A key development of the project was the narrowing down of data sources that we have incorporated into the NLPredict’s data input. Initially, NLPredict was taking in data from various sources. However, this came with the problem that there were certain repetitions that were entering its predictions which led it to favour one sentiment in particular. As such, the decision was made to narrow down its data input to be from mainstream sources such as Yahoo Finance, rather than various financial news sources. While this decision was made, it was agreed that it was a temporary solution rather than a permanent one. The team has unanimously recognised that the benefits in an increase in data sources and inputs would far outweigh the demerits. However, it was noted that it would require much more engineering and testing to determine whether or not a data source or input was valuable or useful for NLPredict’s Training and predictions.
The initial code which uses various sources can be found below with most of the code omitted in order to demonstrate the breadth of sources used. The following list is an example of some of the sources used.
def get_news_from_finviz(ticker, max_articles=40):
"""Get news from Finviz with robust parsing"""
url = f"https://finviz.com/quote.ashx?t={ticker}"
logger.info(f"Fetching news from Finviz: {url}")
def get_news_from_wsj(ticker, max_articles=20):
"""Get news from Wall Street Journal Search"""
url = f"https://www.wsj.com/search?query={ticker}"
logger.info(f"Fetching news from WSJ: {url}")
def get_news_from_marketwatch(ticker, max_articles=20):
"""Get news from MarketWatch"""
url = f"https://www.marketwatch.com/investing/stock/{ticker}"
logger.info(f"Fetching news from MarketWatch: {url}")
def get_news_from_reuters(company_name, max_articles=20):
"""Get news from Reuters"""
url = f"https://www.reuters.com/search/news?blob={quote_plus(company_name)}"
logger.info(f"Fetching news from Reuters: {url}")
def get_news_from_bloomberg(company_name, max_articles=15):
"""Get news from Bloomberg (note: might have limited success due to paywall)"""
url = f"https://www.bloomberg.com/search?query={quote_plus(company_name)}"
logger.info(f"Fetching news from Bloomberg: {url}")
def get_news_from_financial_times(ticker, company_name, max_articles=15):
"""Get news from Financial Times"""
# Try company name first, then ticker
url = f"https://www.ft.com/search?q={quote_plus(company_name)}"
logger.info(f"Fetching news from Financial Times: {url}")
After discussion and testing, we have narrowed down the data sources, some of which can be found below.
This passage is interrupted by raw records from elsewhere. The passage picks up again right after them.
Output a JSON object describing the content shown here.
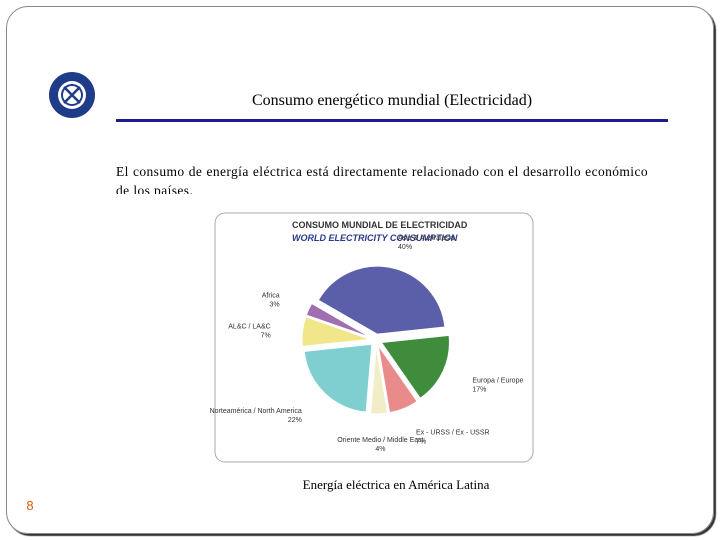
{
  "slide": {
    "title": "Consumo energético mundial (Electricidad)",
    "body": "El consumo de energía eléctrica está directamente relacionado con el desarrollo económico de los países.",
    "caption": "Energía eléctrica en América Latina",
    "page_number": "8"
  },
  "chart_data": {
    "type": "pie",
    "title": "CONSUMO MUNDIAL DE ELECTRICIDAD",
    "subtitle": "WORLD ELECTRICITY CONSUMPTION",
    "categories": [
      "Asia & Australasia",
      "Europa / Europe",
      "Ex - URSS / Ex - USSR",
      "Oriente Medio / Middle East",
      "Norteamérica / North America",
      "AL&C / LA&C",
      "Africa"
    ],
    "values": [
      40,
      17,
      7,
      4,
      22,
      7,
      3
    ],
    "value_labels": [
      "40%",
      "17%",
      "7%",
      "4%",
      "22%",
      "7%",
      "3%"
    ],
    "colors": [
      "#5b5fa9",
      "#3f8c3c",
      "#e98b8b",
      "#f1edc6",
      "#7fcfd1",
      "#f1e78a",
      "#9f6fb1"
    ]
  }
}
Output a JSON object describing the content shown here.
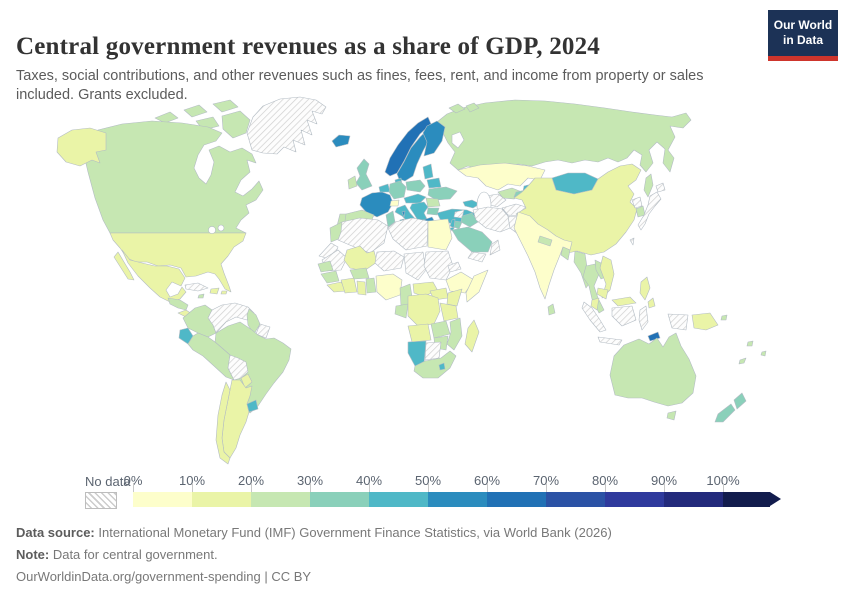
{
  "header": {
    "title": "Central government revenues as a share of GDP, 2024",
    "subtitle": "Taxes, social contributions, and other revenues such as fines, fees, rent, and income from property or sales included. Grants excluded.",
    "logo_line1": "Our World",
    "logo_line2": "in Data",
    "logo_bg": "#1c3256",
    "logo_accent": "#ce352c"
  },
  "legend": {
    "no_data_label": "No data",
    "ticks": [
      "0%",
      "10%",
      "20%",
      "30%",
      "40%",
      "50%",
      "60%",
      "70%",
      "80%",
      "90%",
      "100%"
    ],
    "segment_width": 59,
    "last_segment_width": 47
  },
  "footer": {
    "source_label": "Data source:",
    "source_text": " International Monetary Fund (IMF) Government Finance Statistics, via World Bank (2026)",
    "note_label": "Note:",
    "note_text": " Data for central government.",
    "citation": "OurWorldinData.org/government-spending | CC BY"
  },
  "map": {
    "palette": [
      "#fdfecb",
      "#eaf4a7",
      "#c6e7b2",
      "#8ad0ba",
      "#4fb8c7",
      "#2b8cbe",
      "#2171b5",
      "#2b52a5",
      "#2f3a9d",
      "#232a7c",
      "#121c4d"
    ],
    "border_color": "#b3bcc4",
    "regions": {
      "greenland": "nd",
      "canada": 2,
      "arctic1": 2,
      "arctic2": 2,
      "arctic3": 2,
      "arctic4": 2,
      "arctic5": 2,
      "arctic6": 2,
      "alaska": 1,
      "usa": 1,
      "mexico": 1,
      "baja": 1,
      "centralamerica": 2,
      "panama": 1,
      "cuba": "nd",
      "hispaniola": 1,
      "jamaica": 2,
      "puertorico": 1,
      "colombia": 2,
      "venezuela": "nd",
      "guyana": 2,
      "suriname": "nd",
      "ecuador": 4,
      "peru": 2,
      "brazil": 2,
      "bolivia": "nd",
      "paraguay": 1,
      "uruguay": 4,
      "argentina": 1,
      "chile": 1,
      "iceland": 5,
      "norway": 6,
      "sweden": 5,
      "finland": 5,
      "denmark": 4,
      "uk": 3,
      "ireland": 2,
      "benelux": 4,
      "germany": 3,
      "poland": 3,
      "baltics": 4,
      "belarus": 4,
      "ukraine": 3,
      "france": 5,
      "switzerland": 0,
      "austriacz": 4,
      "spain": 2,
      "portugal": 2,
      "italy": 4,
      "sicily": 4,
      "sardinia": 4,
      "corsica": 5,
      "balkans": 4,
      "romania": 2,
      "bulgaria": 3,
      "greece": 5,
      "crete": 5,
      "turkey": 4,
      "cyprus": 4,
      "caucasus": 4,
      "russia": 2,
      "novaya1": 2,
      "novaya2": 2,
      "sakhalin": 2,
      "kazakhstan": 0,
      "uzbekistan": 2,
      "turkmenistan": "nd",
      "kyrgyzstan": 4,
      "tajikistan": 3,
      "afghanistan": "nd",
      "pakistan": "nd",
      "iran": "nd",
      "iraq": 3,
      "syria": "nd",
      "israel": 4,
      "jordan": 3,
      "saudi": 3,
      "yemen": "nd",
      "oman": "nd",
      "morocco": 2,
      "wsahara": "nd",
      "algeria": "nd",
      "tunisia": 3,
      "libya": "nd",
      "egypt": 0,
      "mauritania": "nd",
      "mali": 1,
      "niger": "nd",
      "chad": "nd",
      "sudan": "nd",
      "eritrea": "nd",
      "ethiopia": 0,
      "somalia": 0,
      "senegal": 2,
      "guinea": 2,
      "sierraleone": 1,
      "ivorycoast": 1,
      "ghana": 1,
      "togobenin": 2,
      "burkina": 2,
      "nigeria": 0,
      "cameroon": 2,
      "car": 1,
      "ssudanuganda": 1,
      "kenya": 1,
      "gaboncongo": 2,
      "drc": 1,
      "tanzania": 1,
      "angola": 1,
      "zambia": 2,
      "malawimoz": 2,
      "zimbabwe": 2,
      "namibia": 4,
      "botswana": "nd",
      "southafrica": 2,
      "lesotho": 4,
      "madagascar": 1,
      "mongolia": 4,
      "china": 1,
      "northkorea": "nd",
      "southkorea": 2,
      "japan1": "nd",
      "japan2": "nd",
      "taiwan": "nd",
      "india": 0,
      "nepal": 2,
      "bangladesh": 2,
      "srilanka": 2,
      "myanmar": 2,
      "thailand": 2,
      "laos": 2,
      "vietnam": 1,
      "cambodia": 1,
      "philippines1": 1,
      "philippines2": 1,
      "malaysia": 1,
      "borneomalaysia": 1,
      "sumatra": "nd",
      "java": "nd",
      "kalimantan": "nd",
      "sulawesi": "nd",
      "papua": "nd",
      "timor": 6,
      "png": 1,
      "pngisland": 2,
      "australia": 2,
      "tasmania": 2,
      "nzn": 3,
      "nzs": 3,
      "fiji": 2,
      "vanuatu": 2,
      "newcaledonia": 2
    }
  }
}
def get_news_from_yahoo_finance(ticker, max_articles=40):
"""Get news from Yahoo Finance with robust parsing"""
url = f"https://finance.yahoo.com/quote/{ticker}/news"
logger.info(f"Fetching news from Yahoo Finance: {url}")
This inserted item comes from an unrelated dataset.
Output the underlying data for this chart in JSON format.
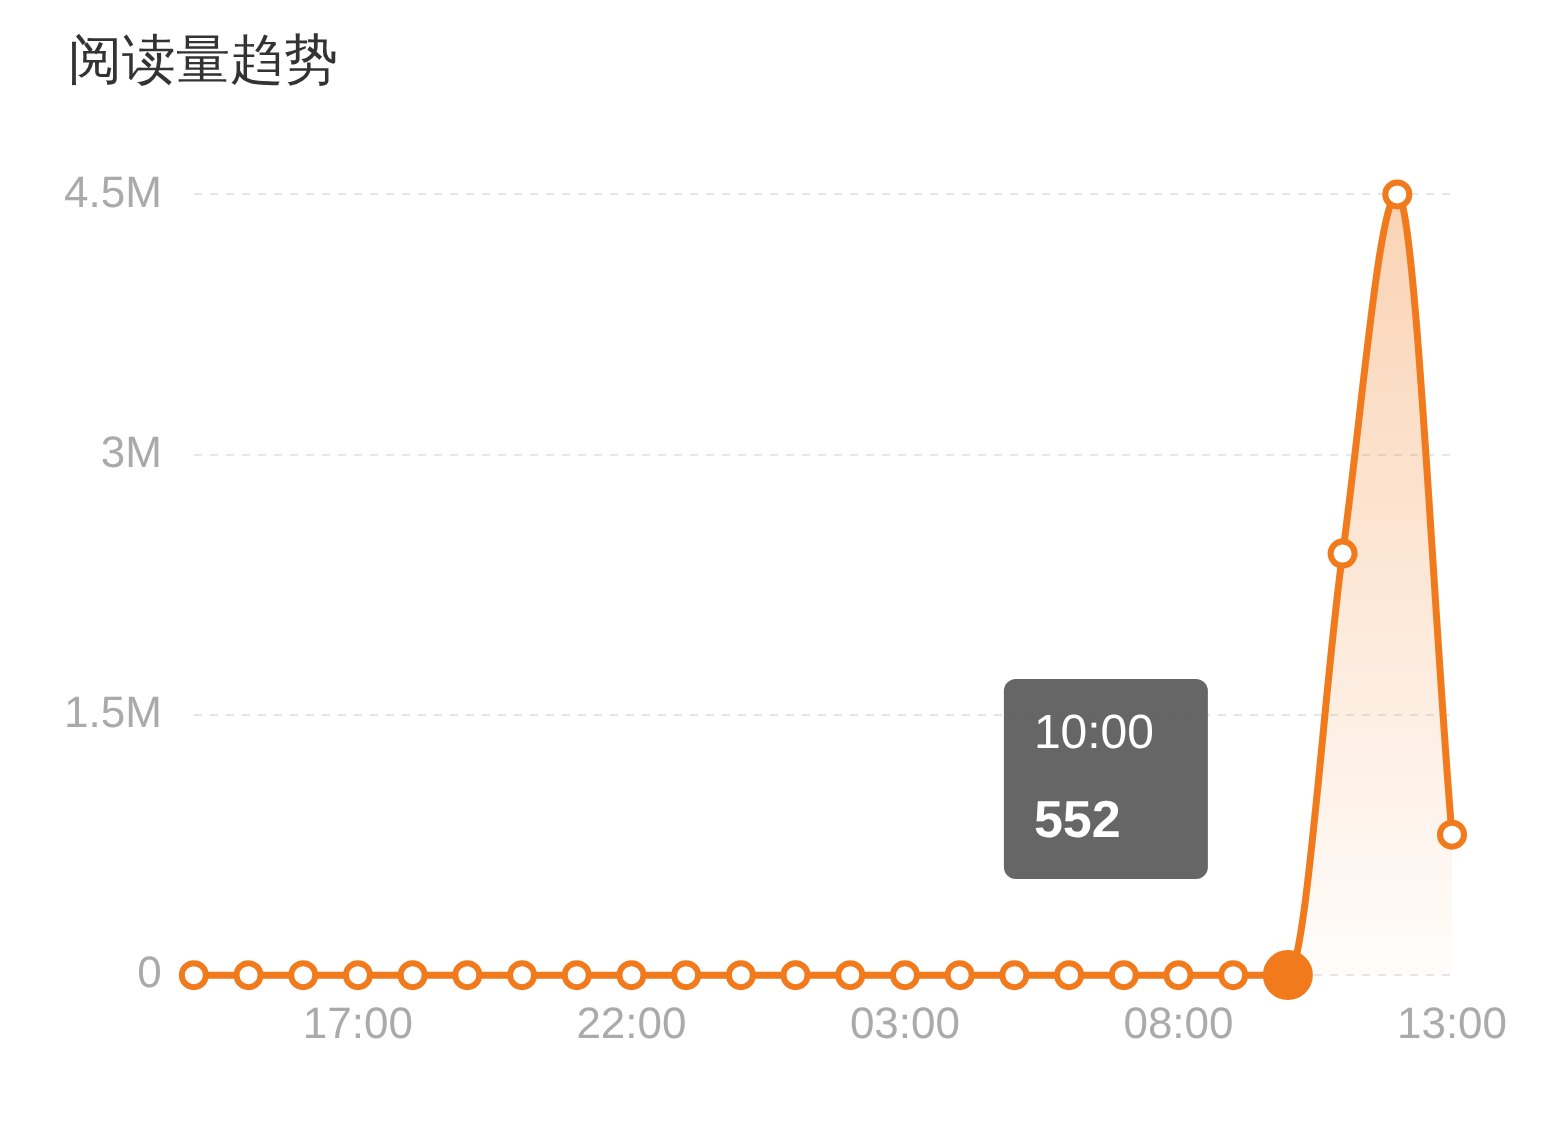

def get_news_from_bloomberg(company_name, max_articles=15):
"""Get news from Bloomberg (note: might have limited success due to paywall)"""
url = f"https://www.bloomberg.com/search?query={quote_plus(company_name)}"
logger.info(f"Fetching news from Bloomberg: {url}")
def get_news_from_financial_times(ticker, company_name, max_articles=15):
"""Get news from Financial Times"""
# Try company name first, then ticker
url = f"https://www.ft.com/search?q={quote_plus(company_name)}"
logger.info(f"Fetching news from Financial Times: {url}")
Looking forward, some other developments we would like to make would be to incorporate more data types that would accentuate the use of Sentiment Analysis and NLP in stock price predictions. Currently, development on this front has been low due to a lack of ideas regarding such data outside of numerical and historical data. Despite this, the team has been satisfied with the work that was accomplished on this project in the time given.